Once again, the cumulative load calculated at each instantaneous flux value can be calculated as a percentage of the total load yielding Mk% values and the time elapsed at each point can be calculated as a percentage of the total time. Mk% and Wk% values can be plotted as functions of the probability of occurrence and multiple Mk% curves for various water quality components can be plotted simultaneously for comparison of loading as a function of probability of occurrence. For example, 50% of the nitrate load may be exported in 25% of the time whereas 50% of the ammonium load may be exported in only 5% of the time.

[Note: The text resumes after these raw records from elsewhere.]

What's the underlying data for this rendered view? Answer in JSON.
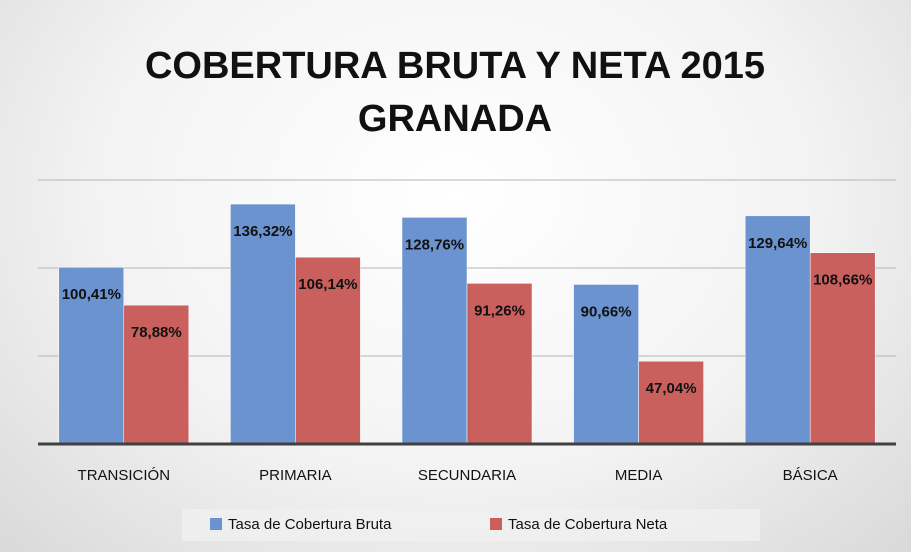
{
  "chart_data": {
    "type": "bar",
    "title": "COBERTURA BRUTA Y NETA 2015 GRANADA",
    "categories": [
      "TRANSICIÓN",
      "PRIMARIA",
      "SECUNDARIA",
      "MEDIA",
      "BÁSICA"
    ],
    "series": [
      {
        "name": "Tasa de Cobertura Bruta",
        "color": "#6a93cf",
        "values": [
          100.41,
          136.32,
          128.76,
          90.66,
          129.64
        ],
        "value_labels": [
          "100,41%",
          "136,32%",
          "128,76%",
          "90,66%",
          "129,64%"
        ]
      },
      {
        "name": "Tasa de Cobertura Neta",
        "color": "#c9605e",
        "values": [
          78.88,
          106.14,
          91.26,
          47.04,
          108.66
        ],
        "value_labels": [
          "78,88%",
          "106,14%",
          "91,26%",
          "47,04%",
          "108,66%"
        ]
      }
    ],
    "ylim": [
      0,
      150
    ],
    "yticks": [
      0,
      50,
      100,
      150
    ],
    "grid": true,
    "legend": "bottom"
  }
}
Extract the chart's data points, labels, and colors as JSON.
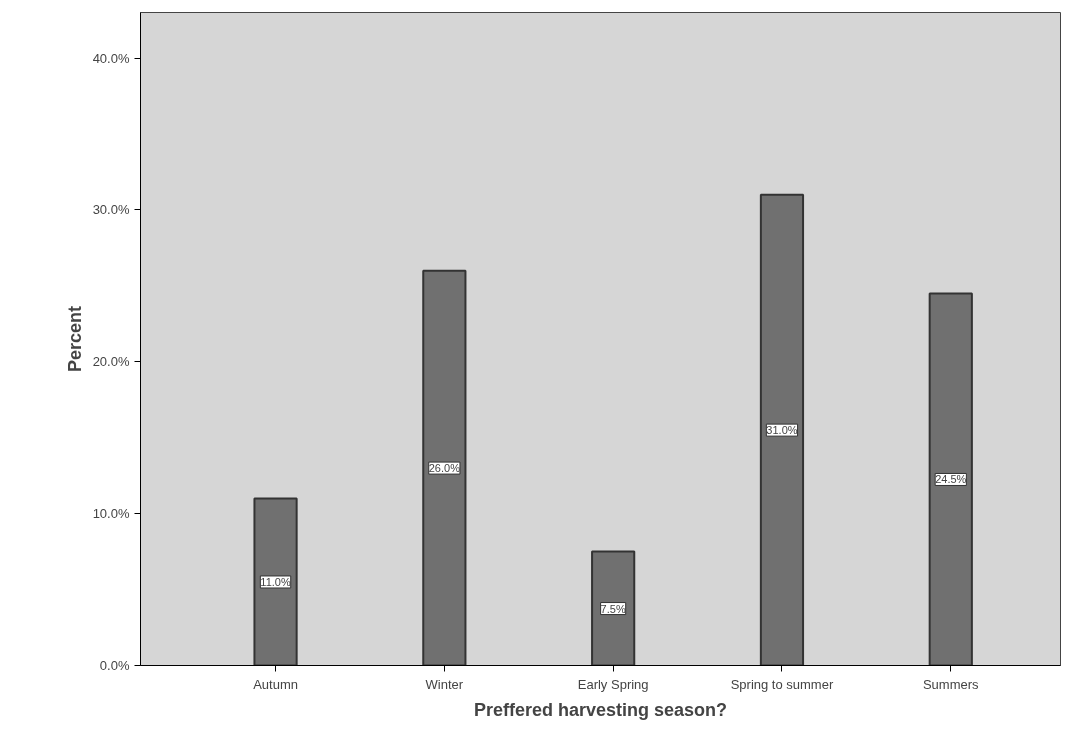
{
  "chart_data": {
    "type": "bar",
    "xlabel": "Preffered harvesting season?",
    "ylabel": "Percent",
    "categories": [
      "Autumn",
      "Winter",
      "Early Spring",
      "Spring to summer",
      "Summers"
    ],
    "values": [
      11.0,
      26.0,
      7.5,
      31.0,
      24.5
    ],
    "value_labels": [
      "11.0%",
      "26.0%",
      "7.5%",
      "31.0%",
      "24.5%"
    ],
    "color": "#707070",
    "ylim": [
      0,
      43
    ],
    "yticks": [
      {
        "value": 0,
        "label": "0.0%"
      },
      {
        "value": 10,
        "label": "10.0%"
      },
      {
        "value": 20,
        "label": "20.0%"
      },
      {
        "value": 30,
        "label": "30.0%"
      },
      {
        "value": 40,
        "label": "40.0%"
      }
    ],
    "grid": false
  }
}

The interaction of flow and concentrations could be examined further to explain differences among loading and flashiness of concentrations with event flow.

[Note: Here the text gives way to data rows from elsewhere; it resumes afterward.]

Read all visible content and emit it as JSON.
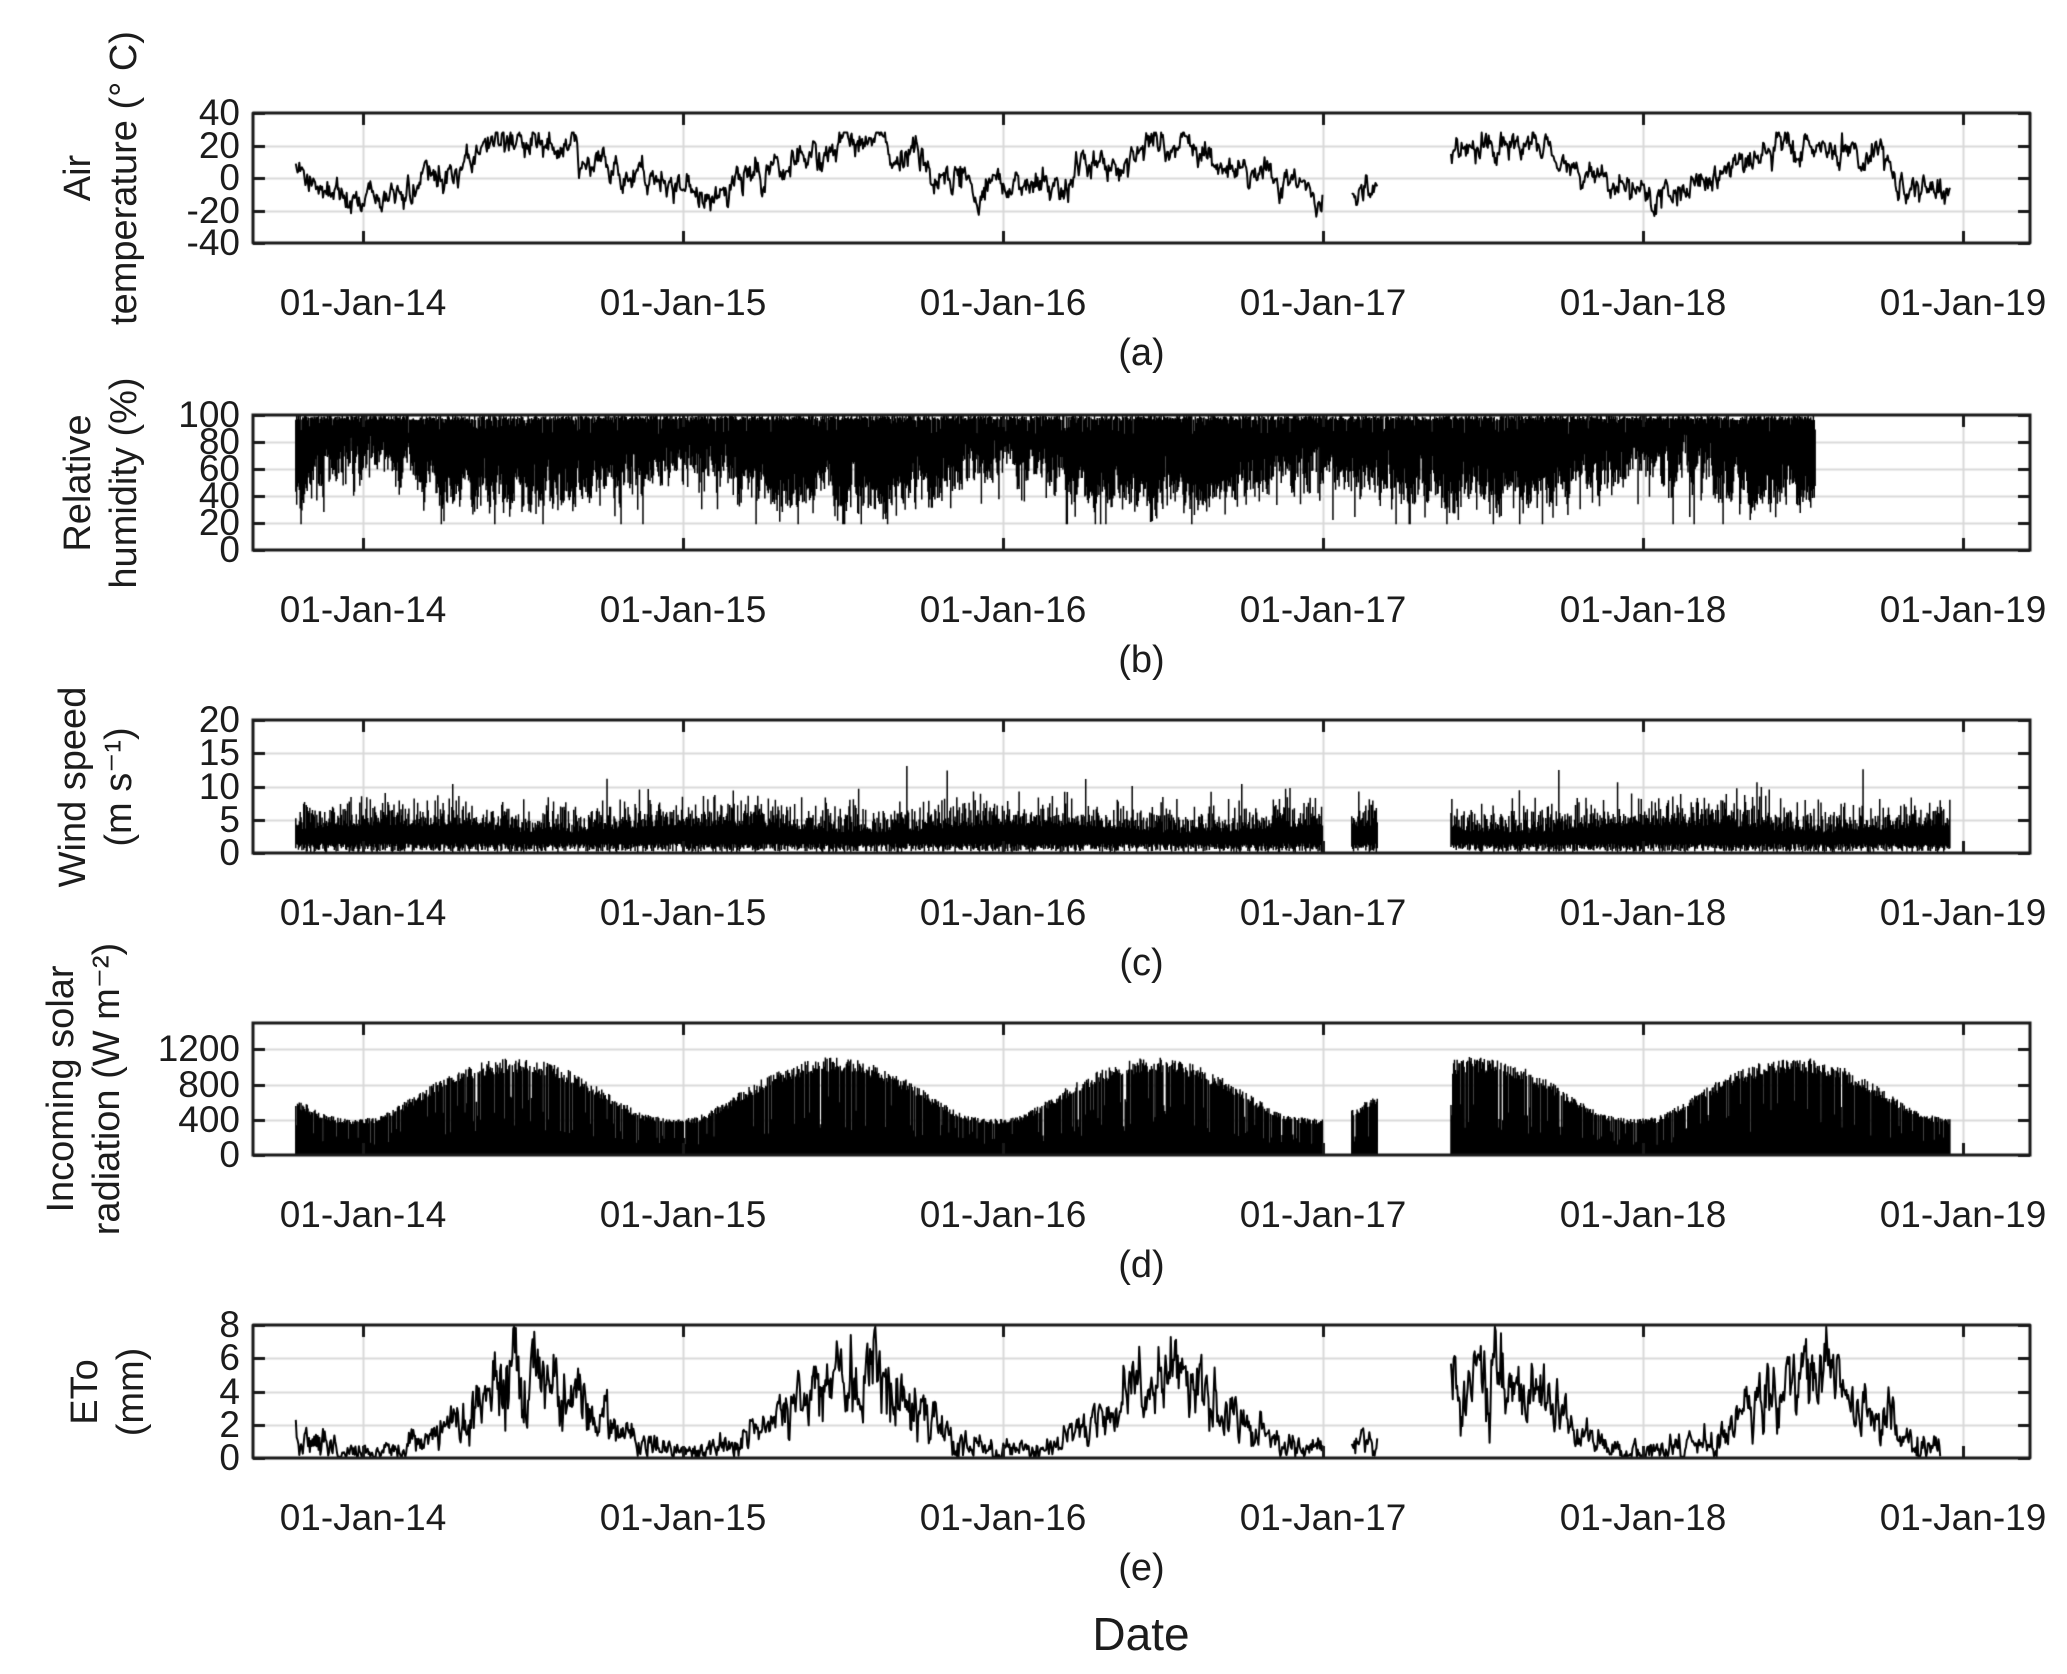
{
  "figure": {
    "xlabel": "Date",
    "x_tick_labels": [
      "01-Jan-14",
      "01-Jan-15",
      "01-Jan-16",
      "01-Jan-17",
      "01-Jan-18",
      "01-Jan-19"
    ],
    "panels": [
      {
        "id": "a",
        "sublabel": "(a)",
        "ylabel_line1": "Air",
        "ylabel_line2": "temperature (° C)",
        "ytick_labels": [
          "40",
          "20",
          "0",
          "-20",
          "-40"
        ]
      },
      {
        "id": "b",
        "sublabel": "(b)",
        "ylabel_line1": "Relative",
        "ylabel_line2": "humidity (%)",
        "ytick_labels": [
          "100",
          "80",
          "60",
          "40",
          "20",
          "0"
        ]
      },
      {
        "id": "c",
        "sublabel": "(c)",
        "ylabel_line1": "Wind speed",
        "ylabel_line2": "(m s⁻¹)",
        "ytick_labels": [
          "20",
          "15",
          "10",
          "5",
          "0"
        ]
      },
      {
        "id": "d",
        "sublabel": "(d)",
        "ylabel_line1": "Incoming solar",
        "ylabel_line2": "radiation (W m⁻²)",
        "ytick_labels": [
          "1200",
          "800",
          "400",
          "0"
        ]
      },
      {
        "id": "e",
        "sublabel": "(e)",
        "ylabel_line1": "ETo",
        "ylabel_line2": "(mm)",
        "ytick_labels": [
          "8",
          "6",
          "4",
          "2",
          "0"
        ]
      }
    ],
    "colors": {
      "data": "#000000",
      "axis": "#1a1a1a",
      "grid": "#d9d9d9",
      "background": "#ffffff"
    }
  },
  "chart_data": [
    {
      "panel": "a",
      "type": "line",
      "ylabel": "Air temperature (° C)",
      "ylim": [
        -40,
        40
      ],
      "yticks": [
        -40,
        -20,
        0,
        20,
        40
      ],
      "x_range_years": [
        2013.656,
        2019.209
      ],
      "x_tick_labels": [
        "01-Jan-14",
        "01-Jan-15",
        "01-Jan-16",
        "01-Jan-17",
        "01-Jan-18",
        "01-Jan-19"
      ],
      "grid": true,
      "legend": "none",
      "data_segments_years": [
        [
          2013.79,
          2017.0
        ],
        [
          2017.09,
          2017.17
        ],
        [
          2017.4,
          2018.96
        ]
      ],
      "monthly_mean": [
        -9,
        -7,
        -1,
        6,
        13,
        18,
        20,
        19,
        13,
        6,
        -3,
        -8
      ],
      "daily_noise_std": 6,
      "observed_range": [
        -28,
        28
      ],
      "seed": 11
    },
    {
      "panel": "b",
      "type": "band",
      "ylabel": "Relative humidity (%)",
      "ylim": [
        0,
        100
      ],
      "yticks": [
        0,
        20,
        40,
        60,
        80,
        100
      ],
      "x_range_years": [
        2013.656,
        2019.209
      ],
      "x_tick_labels": [
        "01-Jan-14",
        "01-Jan-15",
        "01-Jan-16",
        "01-Jan-17",
        "01-Jan-18",
        "01-Jan-19"
      ],
      "grid": true,
      "legend": "none",
      "data_segments_years": [
        [
          2013.79,
          2018.54
        ]
      ],
      "monthly_low_envelope": [
        62,
        58,
        50,
        44,
        42,
        41,
        42,
        41,
        45,
        50,
        57,
        62
      ],
      "high_envelope": 100,
      "observed_min": 20,
      "seed": 22
    },
    {
      "panel": "c",
      "type": "band",
      "ylabel": "Wind speed (m s⁻¹)",
      "ylim": [
        0,
        20
      ],
      "yticks": [
        0,
        5,
        10,
        15,
        20
      ],
      "x_range_years": [
        2013.656,
        2019.209
      ],
      "x_tick_labels": [
        "01-Jan-14",
        "01-Jan-15",
        "01-Jan-16",
        "01-Jan-17",
        "01-Jan-18",
        "01-Jan-19"
      ],
      "grid": true,
      "legend": "none",
      "data_segments_years": [
        [
          2013.79,
          2017.0
        ],
        [
          2017.09,
          2017.17
        ],
        [
          2017.4,
          2018.96
        ]
      ],
      "monthly_mean": [
        4,
        4,
        4,
        3.8,
        3.5,
        3.2,
        3,
        3,
        3.2,
        3.5,
        3.8,
        4
      ],
      "typical_max": 10,
      "gust_max": 14,
      "seed": 33
    },
    {
      "panel": "d",
      "type": "area",
      "ylabel": "Incoming solar radiation (W m⁻²)",
      "ylim": [
        0,
        1500
      ],
      "yticks": [
        0,
        400,
        800,
        1200
      ],
      "x_range_years": [
        2013.656,
        2019.209
      ],
      "x_tick_labels": [
        "01-Jan-14",
        "01-Jan-15",
        "01-Jan-16",
        "01-Jan-17",
        "01-Jan-18",
        "01-Jan-19"
      ],
      "grid": true,
      "legend": "none",
      "data_segments_years": [
        [
          2013.79,
          2017.0
        ],
        [
          2017.09,
          2017.17
        ],
        [
          2017.4,
          2018.96
        ]
      ],
      "monthly_peak": [
        430,
        590,
        790,
        950,
        1060,
        1120,
        1090,
        1000,
        840,
        640,
        470,
        410
      ],
      "seed": 44
    },
    {
      "panel": "e",
      "type": "line",
      "ylabel": "ETo (mm)",
      "ylim": [
        0,
        8
      ],
      "yticks": [
        0,
        2,
        4,
        6,
        8
      ],
      "x_range_years": [
        2013.656,
        2019.209
      ],
      "x_tick_labels": [
        "01-Jan-14",
        "01-Jan-15",
        "01-Jan-16",
        "01-Jan-17",
        "01-Jan-18",
        "01-Jan-19"
      ],
      "grid": true,
      "legend": "none",
      "data_segments_years": [
        [
          2013.79,
          2017.0
        ],
        [
          2017.09,
          2017.17
        ],
        [
          2017.4,
          2018.93
        ]
      ],
      "monthly_mean": [
        0.4,
        0.6,
        1.2,
        2.2,
        3.5,
        4.5,
        5,
        4.6,
        3,
        1.7,
        0.8,
        0.4
      ],
      "observed_max": 7.7,
      "spike_year": 2017.41,
      "seed": 55
    }
  ]
}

With the above plot, we see that the Maudouve River at Saint-Donan in 1997-1998 is not very flashy as only 10% of the flow occurs in 2% of the time. Some watersheds are a lot flashier and can export more than 25% of the flow volume in 2% of the time. We can also see that there is a very slight difference between the flow and the load duration curves, with the load duration tending to be a bit lower. This is due to the “dilution” effect of nitrate concentrations during flow events: nitrate concentrations exhibit troughs during flow peaks.

It is helpful to use the `qnorm`

function in R to zoom in on the very low and high probabilities of occurrence, or on the tails of the normal distribution curve.